Born and raised in the Jim Crow South at the outset of the Great Depression, he witnessed – and experienced – real injustice. He had to feel a pull to view America as representing bad rather than good. As an adult he admitted to having experienced youthful bitterness toward his white countrymen, and to youthful struggles over how he should look upon them. However, he did not succumb to those simplistic impulses.

King came to view the American experiment as a major good, albeit one that was not yet complete, and he consistently tied the Civil Rights Movement’s goals to America’s goals. In a letter he wrote to fellow pastors while imprisoned in Birmingham, he said: “We will reach the goal of freedom in Birmingham and all over the nation, because the goal of America is freedom…We will win our freedom because the sacred heritage of our nation and the eternal will of God are embodied in our echoing demands.”

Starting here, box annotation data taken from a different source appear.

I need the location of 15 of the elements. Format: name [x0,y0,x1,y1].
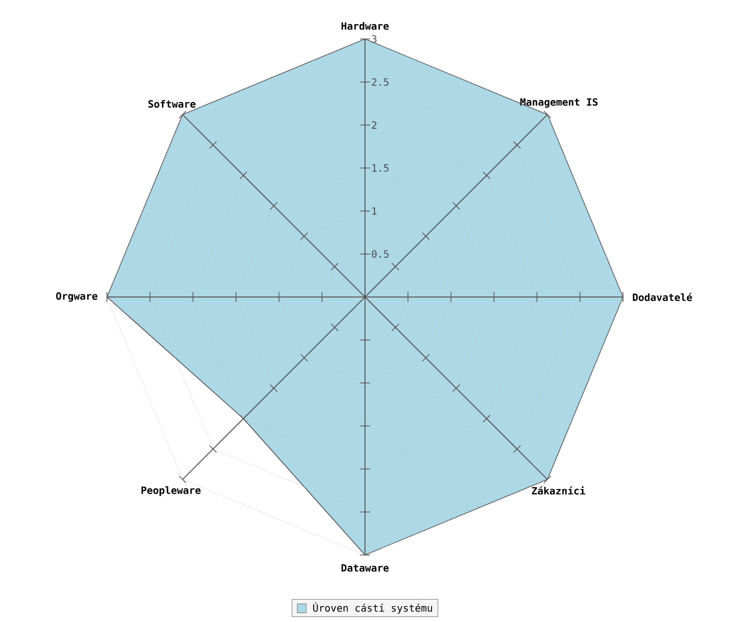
legend-label: Úroven cástí systému [313,602,432,614]
y-tick-label: 1 [372,207,377,215]
spoke-label: Dataware [342,564,389,572]
spoke-label: Orgware [56,292,98,302]
spoke-label: Hardware [342,22,389,30]
y-tick-label: 2.5 [372,78,388,86]
y-tick-label: 0.5 [372,250,388,258]
spoke-label: Management IS [520,98,598,108]
spoke-label: Software [148,100,196,108]
y-tick-label: 1.5 [372,164,388,172]
spoke-label: Dodavatelé [632,292,692,302]
y-tick-label: 2 [372,121,376,129]
y-tick-label: 3 [372,35,376,43]
spoke-label: Peopleware [142,486,201,496]
spoke-label: Zákazníci [532,486,586,495]
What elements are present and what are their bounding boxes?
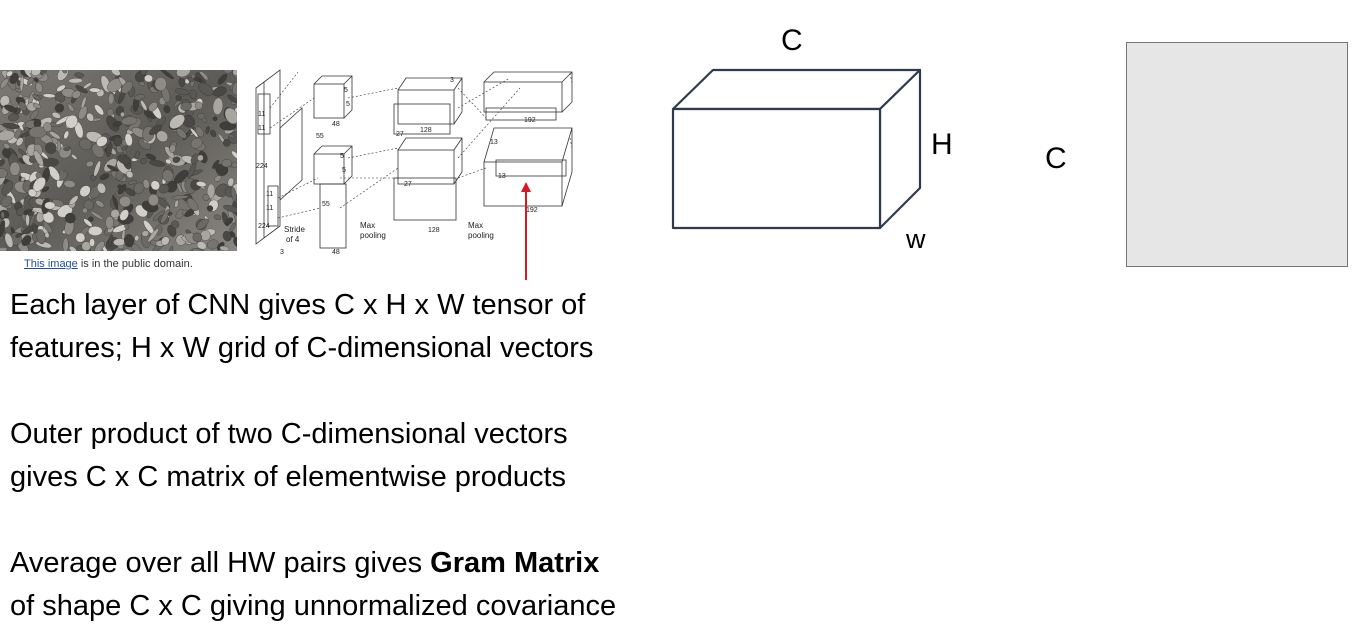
- cnn-label-l2-d: 128: [420, 127, 432, 134]
- cnn-label-pool2b: pooling: [468, 231, 494, 240]
- cnn-label-kernel1-b: 11: [258, 125, 265, 132]
- red-arrow: [521, 182, 531, 280]
- paragraph-gram: Average over all HW pairs gives Gram Mat…: [10, 542, 616, 628]
- cnn-label-input-d: 3: [280, 249, 284, 256]
- pebbles-photo: [0, 70, 237, 251]
- cnn-label-l1-d: 48: [332, 249, 340, 256]
- paragraph-gram-line2: of shape C x C giving unnormalized covar…: [10, 590, 617, 622]
- tensor-label-h: H: [931, 128, 953, 161]
- cnn-label-pool1: Max: [360, 221, 375, 230]
- paragraph-gram-line1: Average over all HW pairs gives Gram Mat…: [10, 542, 616, 585]
- cnn-label-pool2: Max: [468, 221, 483, 230]
- cnn-label-l1-b: 55: [322, 201, 330, 208]
- conv1-top: [313, 83, 345, 119]
- cnn-label-l2-b: 27: [404, 181, 412, 188]
- cnn-label-input-h: 224: [256, 163, 268, 170]
- conv2-bottom: [397, 149, 455, 185]
- paragraph-outer-product: Outer product of two C-dimensional vecto…: [10, 413, 568, 499]
- cnn-label-k5-b: 5: [346, 101, 350, 108]
- cnn-label-l3-d-bottom: 192: [526, 207, 538, 214]
- cnn-label-input-w: 224: [258, 223, 270, 230]
- cnn-label-stride-of: of 4: [286, 235, 300, 244]
- tensor-label-c: C: [781, 24, 803, 57]
- cnn-label-pool1b: pooling: [360, 231, 386, 240]
- gram-matrix-term: Gram Matrix: [430, 547, 600, 579]
- cnn-label-l3-a: 13: [490, 139, 498, 146]
- paragraph-outer-product-line2: gives C x C matrix of elementwise produc…: [10, 461, 567, 493]
- tensor-box: [671, 68, 922, 230]
- paragraph-tensor-line1: Each layer of CNN gives C x H x W tensor…: [10, 289, 586, 321]
- cnn-architecture-diagram: 224 224 3 11 11 11 11 Stride of 4 55 55 …: [255, 69, 573, 256]
- cnn-label-k3: 3: [450, 77, 454, 84]
- conv1-volume: [279, 107, 303, 201]
- paragraph-tensor: Each layer of CNN gives C x H x W tensor…: [10, 284, 593, 370]
- tensor-label-w: w: [906, 224, 926, 254]
- paragraph-gram-line1-pre: Average over all HW pairs gives: [10, 547, 431, 579]
- cnn-label-l2-a: 27: [396, 131, 404, 138]
- cnn-label-kernel-in-b: 11: [266, 205, 273, 212]
- cnn-label-k5-c: 5: [340, 153, 344, 160]
- conv3-top: [483, 81, 563, 113]
- input-volume: [255, 69, 281, 245]
- image-credit: This image is in the public domain.: [24, 258, 193, 270]
- cnn-label-l1-d-top: 48: [332, 121, 340, 128]
- cnn-label-kernel-in-a: 11: [266, 191, 273, 198]
- paragraph-tensor-line2: features; H x W grid of C-dimensional ve…: [10, 332, 594, 364]
- cnn-label-l3-d: 192: [524, 117, 536, 124]
- conv3-bottom: [483, 161, 563, 207]
- cnn-label-k5-a: 5: [344, 87, 348, 94]
- cnn-label-l1-a: 55: [316, 133, 324, 140]
- image-credit-link[interactable]: This image: [24, 258, 78, 270]
- conv2-top: [397, 89, 455, 125]
- cnn-label-k5-d: 5: [342, 167, 346, 174]
- cnn-label-kernel1-a: 11: [258, 111, 265, 118]
- image-credit-text: is in the public domain.: [77, 258, 193, 270]
- tensor-front-face: [671, 107, 882, 230]
- paragraph-outer-product-line1: Outer product of two C-dimensional vecto…: [10, 418, 568, 450]
- cnn-label-l3-b: 13: [498, 173, 506, 180]
- gram-matrix-square: [1126, 42, 1348, 267]
- gram-label-c: C: [1045, 142, 1067, 175]
- cnn-label-stride: Stride: [284, 225, 305, 234]
- tensor-top-face: [671, 68, 922, 111]
- cnn-label-l2-d-bottom: 128: [428, 227, 440, 234]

Many people know of that “Letter from a Birmingham Jail,” but how many have read it? If anyone wants to get a true glimpse into a man’s mind, they should take the time to do so this month. Race relations, and civil rights revolving around race, are of course major factors in the letter, but its overall scope is universal, and the social situations it addresses are broader than race, and the combination of thought and knowledge that went into composing it is breathtakingly deep.

The letter takes Thoreau’s notion that moral people must not passively accept the existence of injustice, and drives home its importance by observing that “we will have to repent in this generation not merely for the vitriolic words and actions of the bad people, but for the appalling silence of the good people. We must come to see that human progress never rolls in on wheels of inevitability.”

King’s religious upbringing and the fact he was a pastor are evident in “Letter from a Birmingham Jail” – which is one of the things that makes reading it so interesting, for based on current portrayals of King, most Americans are probably not aware that his views on civil rights were outgrowths of his faith.

Do not take that to mean he was shy of criticizing religion, however, for the letter bluntly said “the contemporary church is often a weak, ineffectual voice with an uncertain sound.” It warned, “If the church of today does not recapture the sacrificial spirit of the early church, it will lose its authentic ring, forfeit the loyalty of millions, and be dismissed as an irrelevant social club with no meaning for the twentieth century.” Ouch!

If we are going to have a national holiday in MLK’s honor, we should think about the totality of who he was and what he believed. To pause for only a few seconds, and think only in childlike fashion that “he believed in equality and wanted everyone to get along,” would be to miss the big picture in a big way.